Simavi focuses on improving the lives of women and girls specifically, because they face greater challenges in achieving a healthy life than men and boys. To ensure that women can pursue their right to health, it is essential that their specific needs and priorities are taken into account.
To realise that, women need to have the same opportunities as men, equal access to resources and be able to equally participate in decision making processes. The realisation of equality between women and men, and the elimination of all forms of discrimination against women are fundamental human rights and United Nations values.
Despite this, persisting gender inequality prevents women from realising their sexual reproductive health and rights (SRHR) as well as their rights to water, sanitation and hygiene (WASH).
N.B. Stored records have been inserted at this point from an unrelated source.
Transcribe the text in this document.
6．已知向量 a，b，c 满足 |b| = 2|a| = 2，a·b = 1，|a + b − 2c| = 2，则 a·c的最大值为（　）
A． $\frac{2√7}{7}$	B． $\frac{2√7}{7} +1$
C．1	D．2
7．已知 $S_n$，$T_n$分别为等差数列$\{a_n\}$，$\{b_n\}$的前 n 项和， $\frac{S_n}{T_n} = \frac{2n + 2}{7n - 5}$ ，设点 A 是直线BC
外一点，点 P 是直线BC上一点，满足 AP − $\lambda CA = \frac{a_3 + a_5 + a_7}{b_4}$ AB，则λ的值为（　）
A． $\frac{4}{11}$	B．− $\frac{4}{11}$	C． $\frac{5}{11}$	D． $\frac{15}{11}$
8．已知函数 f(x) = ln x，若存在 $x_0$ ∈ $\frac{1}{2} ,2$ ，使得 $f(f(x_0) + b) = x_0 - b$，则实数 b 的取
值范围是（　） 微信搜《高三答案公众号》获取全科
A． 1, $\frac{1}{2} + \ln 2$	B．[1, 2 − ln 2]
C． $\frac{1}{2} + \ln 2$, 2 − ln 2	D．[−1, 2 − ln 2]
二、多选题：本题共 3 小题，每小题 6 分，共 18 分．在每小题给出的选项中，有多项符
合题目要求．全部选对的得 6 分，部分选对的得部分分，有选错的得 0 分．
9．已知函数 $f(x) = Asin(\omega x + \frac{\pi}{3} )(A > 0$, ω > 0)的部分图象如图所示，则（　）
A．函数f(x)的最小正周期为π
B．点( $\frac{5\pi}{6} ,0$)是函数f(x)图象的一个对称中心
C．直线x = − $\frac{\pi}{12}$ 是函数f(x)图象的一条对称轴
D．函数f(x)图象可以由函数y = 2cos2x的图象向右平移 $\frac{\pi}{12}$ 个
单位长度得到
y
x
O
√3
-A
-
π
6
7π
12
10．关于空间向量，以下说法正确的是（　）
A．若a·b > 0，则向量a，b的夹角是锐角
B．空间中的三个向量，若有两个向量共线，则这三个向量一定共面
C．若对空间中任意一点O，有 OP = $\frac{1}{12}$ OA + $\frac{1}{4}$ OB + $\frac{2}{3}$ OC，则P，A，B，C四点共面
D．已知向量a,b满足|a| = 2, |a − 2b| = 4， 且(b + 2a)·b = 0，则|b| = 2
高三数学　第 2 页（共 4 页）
Therefore, we are committed to working towards gender equality and to do that, we place women and girls centre stage in our work.
What is a Women-centred Approach?
Simavi uses the term Women-centred Approach when referring to a way of working that responds to women’s and girls’ needs, strategic interests and priorities, as defined and brought forward by women themselves.
We test our assumptions on women’s and girls’ needs and priorities, ask how they experience existing gender roles and equality, and ask for their feedback on the solutions that we have in mind. To do this, we invest in finding ways and means, to engage the women and girls themselves what their experiences, realities, barriers and perceptions are. We listen, often with, or through, our implementing partners or other human rights organisations, to understand, recognise and respect that each woman’s needs and lived experiences are different, unique and complex.
A feminine lens: engaging women at every stage of our programmes
With our Women-centred Approach we aim to engage and involve women at all stages of our programmes. This means that when designing them, we make every effort to collect existing data and research, conduct needs assessments and bring women and girls together in groups to create a safe space, to identify their needs and priorities.
Where possible we further engage women and girls in the design of programme interventions to help ensure that these meet their needs. Throughout the programme, we seek to find innovative ways to include women and girls in monitoring activities and regularly ask their feedback on the implementation of a programme. Throughout the programme and during evaluations, we also ask for feedback on what interventions worked well and what was less successful. And lastly, we ask for suggested improvement.
Inclusion from a Women-centred perspective
For inclusion we take into account that women and girls are not homogeneous groups and make every effort to include women and girls who are most marginalised in their communities. When adopting a Women-Centred Approach, we acknowledge that women have diverse interests and needs, based on differences in ethnicities, age, education, geography etc. Because it’s important to understand the women we work with, who they are, what they do, their Sexual Reproductive Health needs, their opinions and what they want to achieve.
Involving men to fulfil Women-centred needs, interests and priorities
Working through a Women-Centred Approach does not mean we exclude men from our programmes.
It just means that we make an extra effort to put women at the centre of our work. Very often, men hold key positions in the communities we work in. Through those positions, they play an important role in providing women access to information, health services and participation in decision-making. In our programmes, men are thus an important target group and can become ‘male change agents’ capable of challenging other men, and therefore supporting a shift to equal access and participation of men and women.
A Women-centred Approach: methodologies and tools
There are several methodologies that we use as part of our Women-Centred Approach. For example, in designing our programmes we use ‘personas’. Through the design of actual ‘personas’ that are based on information from research, the tool helps us to understand the needs, priorities and risks of specific groups of women we work with, in their own context. The personas have for example been used by Simavi in the Our Lives, Our Health, Our Futures programme.
Other powerful tools are the EA$E (Economic and Social Empowerment) and EMAP (Engaging Men in Accountable Practices) methodologies designed by the IRC that Simavi adapted and uses in the Golden Line programme.
Both models are proven to be effective in reducing violence and increasing women’s decision-making autonomy. The EA$E groups provide community women a safe space where they share and learn from their experiences and needs and where they build relationships, gain trust and feel solidarity. The EA$E groups also include a saving and building business skills component. And additionally, women in these groups are informed on their sexual reproductive health and rights (SRHR).